The genius of Weill, which kept me chuckling and dancing in my seat throughout, is the constant undercurrent of the music. There is no coordination between singer and orchestra pit, rather there are two distinct sets of music happening at once. The rhythms of Act I are Latin, but always syncopated one beat too far from the downbeat, leading to a bouncy statement of eternal passion in the daily activities of the protagonists. When the strong leader emerges, however, the rhythms become more strident and the language more Germanic (speeches about the Fatherland and nostalgia for the edelweiss of this Caribbean isle are unmistakable) and the sardonic din from the pit becomes positively evil when the big waltz number finally arrives. Here is Austro-Germanic culture totally at odds with the comic characters onstage and an audience member in the Europe of 1935 couldn’t possibly miss the synaesthetic point that something was indeed rotten in the mythical land of San Domingo. Weill and Vambery also send up organized religion (the abduction basket scene) and create an hilarious tableau of ceremony, each aristocrat and ambassador more ridiculous than the next. These pompously decorated tin soldiers are n o match for a real army and this captures vividly the corresponding events of Munich and Berlin during the death throes of the Weimar Republic. Special praise must be reserved for Joshua Winograde, whose portrayal of the Foreign Minister left my companion and I breathless with laughter, both of us having recently experienced similar comic official figures in the Latin America of today.
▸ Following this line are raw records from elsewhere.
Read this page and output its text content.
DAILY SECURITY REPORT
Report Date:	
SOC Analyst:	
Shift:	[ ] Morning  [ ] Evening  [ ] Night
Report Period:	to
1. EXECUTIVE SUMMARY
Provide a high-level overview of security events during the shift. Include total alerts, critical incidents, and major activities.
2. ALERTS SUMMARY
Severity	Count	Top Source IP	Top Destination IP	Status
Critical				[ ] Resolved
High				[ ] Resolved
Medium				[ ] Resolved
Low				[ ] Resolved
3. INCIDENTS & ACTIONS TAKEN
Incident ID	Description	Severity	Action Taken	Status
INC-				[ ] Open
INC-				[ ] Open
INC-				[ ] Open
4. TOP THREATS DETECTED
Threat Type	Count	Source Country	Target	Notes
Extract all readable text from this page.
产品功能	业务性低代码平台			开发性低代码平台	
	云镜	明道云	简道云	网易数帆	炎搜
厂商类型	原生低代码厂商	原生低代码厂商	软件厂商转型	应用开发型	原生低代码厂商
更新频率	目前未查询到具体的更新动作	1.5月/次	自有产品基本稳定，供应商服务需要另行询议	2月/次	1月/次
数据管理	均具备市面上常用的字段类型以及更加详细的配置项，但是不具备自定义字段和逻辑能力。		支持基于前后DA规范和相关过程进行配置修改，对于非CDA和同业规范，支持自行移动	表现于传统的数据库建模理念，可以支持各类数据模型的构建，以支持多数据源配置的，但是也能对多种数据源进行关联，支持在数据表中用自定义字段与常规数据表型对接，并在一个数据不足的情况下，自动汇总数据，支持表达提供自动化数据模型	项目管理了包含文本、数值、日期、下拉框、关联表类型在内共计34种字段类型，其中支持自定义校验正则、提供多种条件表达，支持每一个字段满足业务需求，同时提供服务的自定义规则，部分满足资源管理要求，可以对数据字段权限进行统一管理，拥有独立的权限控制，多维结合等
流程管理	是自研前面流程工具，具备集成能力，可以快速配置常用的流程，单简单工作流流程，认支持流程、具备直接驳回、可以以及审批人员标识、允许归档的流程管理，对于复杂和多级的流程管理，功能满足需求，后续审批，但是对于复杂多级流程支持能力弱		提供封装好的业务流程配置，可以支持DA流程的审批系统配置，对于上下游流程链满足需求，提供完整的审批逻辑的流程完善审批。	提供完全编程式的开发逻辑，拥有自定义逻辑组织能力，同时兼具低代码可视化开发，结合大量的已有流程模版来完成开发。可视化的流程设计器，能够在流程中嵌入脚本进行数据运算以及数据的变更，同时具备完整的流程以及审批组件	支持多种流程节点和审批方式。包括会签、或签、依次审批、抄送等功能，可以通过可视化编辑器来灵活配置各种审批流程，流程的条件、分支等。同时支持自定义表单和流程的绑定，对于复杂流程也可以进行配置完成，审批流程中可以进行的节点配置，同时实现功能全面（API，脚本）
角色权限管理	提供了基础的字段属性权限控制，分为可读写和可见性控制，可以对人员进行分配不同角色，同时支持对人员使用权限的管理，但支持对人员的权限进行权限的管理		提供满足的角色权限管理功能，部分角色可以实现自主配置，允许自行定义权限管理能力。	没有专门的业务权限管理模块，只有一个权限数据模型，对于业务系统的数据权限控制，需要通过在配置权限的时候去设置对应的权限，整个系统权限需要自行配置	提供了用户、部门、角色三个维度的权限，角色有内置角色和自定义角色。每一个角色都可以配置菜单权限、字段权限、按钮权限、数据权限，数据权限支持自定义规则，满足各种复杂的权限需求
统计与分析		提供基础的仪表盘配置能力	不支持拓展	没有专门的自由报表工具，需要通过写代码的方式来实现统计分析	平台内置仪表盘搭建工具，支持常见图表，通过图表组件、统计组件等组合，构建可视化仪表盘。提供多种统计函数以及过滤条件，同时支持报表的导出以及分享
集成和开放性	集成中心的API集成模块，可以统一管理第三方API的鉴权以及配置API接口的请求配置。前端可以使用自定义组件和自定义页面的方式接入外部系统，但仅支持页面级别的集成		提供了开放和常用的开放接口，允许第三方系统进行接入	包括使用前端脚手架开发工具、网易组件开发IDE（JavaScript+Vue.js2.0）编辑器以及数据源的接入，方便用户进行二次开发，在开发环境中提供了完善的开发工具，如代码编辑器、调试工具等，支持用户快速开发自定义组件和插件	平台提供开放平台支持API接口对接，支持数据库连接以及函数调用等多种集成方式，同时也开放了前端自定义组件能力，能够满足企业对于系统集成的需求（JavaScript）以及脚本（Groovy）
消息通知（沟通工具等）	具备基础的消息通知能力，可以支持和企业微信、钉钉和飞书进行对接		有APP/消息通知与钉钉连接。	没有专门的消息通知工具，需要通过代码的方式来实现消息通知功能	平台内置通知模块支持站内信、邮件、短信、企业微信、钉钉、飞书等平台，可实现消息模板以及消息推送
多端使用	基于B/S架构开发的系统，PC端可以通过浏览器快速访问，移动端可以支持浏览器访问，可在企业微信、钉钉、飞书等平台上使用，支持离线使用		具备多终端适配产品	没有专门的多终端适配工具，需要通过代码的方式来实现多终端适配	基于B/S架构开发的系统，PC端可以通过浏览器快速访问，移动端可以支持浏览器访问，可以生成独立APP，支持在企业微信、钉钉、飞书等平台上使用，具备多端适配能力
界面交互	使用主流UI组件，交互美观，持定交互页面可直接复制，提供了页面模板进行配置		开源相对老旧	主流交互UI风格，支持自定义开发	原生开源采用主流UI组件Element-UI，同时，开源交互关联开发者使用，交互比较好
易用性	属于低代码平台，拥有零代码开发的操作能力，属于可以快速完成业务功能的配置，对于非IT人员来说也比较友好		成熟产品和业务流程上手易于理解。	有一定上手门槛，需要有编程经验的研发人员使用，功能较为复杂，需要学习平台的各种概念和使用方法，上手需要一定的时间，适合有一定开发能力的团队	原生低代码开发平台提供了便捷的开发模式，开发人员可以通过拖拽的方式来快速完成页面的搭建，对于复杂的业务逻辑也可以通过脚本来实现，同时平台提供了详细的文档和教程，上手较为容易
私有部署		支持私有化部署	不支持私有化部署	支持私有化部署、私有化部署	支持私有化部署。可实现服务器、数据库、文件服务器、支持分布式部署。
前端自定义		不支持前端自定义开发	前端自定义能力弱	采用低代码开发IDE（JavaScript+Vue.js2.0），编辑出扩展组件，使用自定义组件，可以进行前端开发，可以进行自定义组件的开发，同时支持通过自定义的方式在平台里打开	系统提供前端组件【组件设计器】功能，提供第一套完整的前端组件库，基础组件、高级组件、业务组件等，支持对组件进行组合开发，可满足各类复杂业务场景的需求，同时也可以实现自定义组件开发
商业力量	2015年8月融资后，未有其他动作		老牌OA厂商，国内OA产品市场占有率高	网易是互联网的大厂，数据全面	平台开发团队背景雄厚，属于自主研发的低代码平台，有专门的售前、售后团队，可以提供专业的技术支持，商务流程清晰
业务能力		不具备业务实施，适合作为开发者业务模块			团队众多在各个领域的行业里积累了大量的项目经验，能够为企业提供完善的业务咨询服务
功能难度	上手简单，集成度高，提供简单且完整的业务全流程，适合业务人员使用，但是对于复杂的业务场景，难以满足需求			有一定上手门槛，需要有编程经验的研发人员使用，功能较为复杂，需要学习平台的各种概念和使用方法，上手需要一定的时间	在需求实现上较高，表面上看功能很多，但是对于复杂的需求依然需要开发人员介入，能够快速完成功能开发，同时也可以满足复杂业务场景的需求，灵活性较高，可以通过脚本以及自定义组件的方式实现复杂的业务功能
Michael Slattery led a superb cast whose sense of comic timing was impeccable. He conveyed Juan’s naivete flawlessly and tugged at the heart in the most inventive scene of all, a triptych of Juan on maneuvers, Juanita at the brothel and the champagne flowing at the decadent official party celebrating the oncoming war. Raquela Sheeran possesses a fine voice and sang her arias of loneliness eloquently. But for me the star of the evening was the orchestra, capturing just the right Weillian bite (often missed by their elders) and creating purposefully spare sound with such exotic instruments as banjo, bass guitar and har monium. The appearances of the onstage accordionist were straight out of The Ballade of Mackey Messer and the house was brought down by the surprisingly nostalgic aria reserved for Juan which has as its melodic core the seeds of the great September Song.

The sets were interesting, ranging from Rousseau to Botero and the choreography sublime, the chorus members creating the illusion of the ocean by lying down and moving their arms and legs in synchronized swimming fashion. There was a gorgeous woman who just reclined on a platform throughout Act III. She seemed to be a visual version of the musical undercurrent. Much more is going on in the tropics than just mundane cow trading.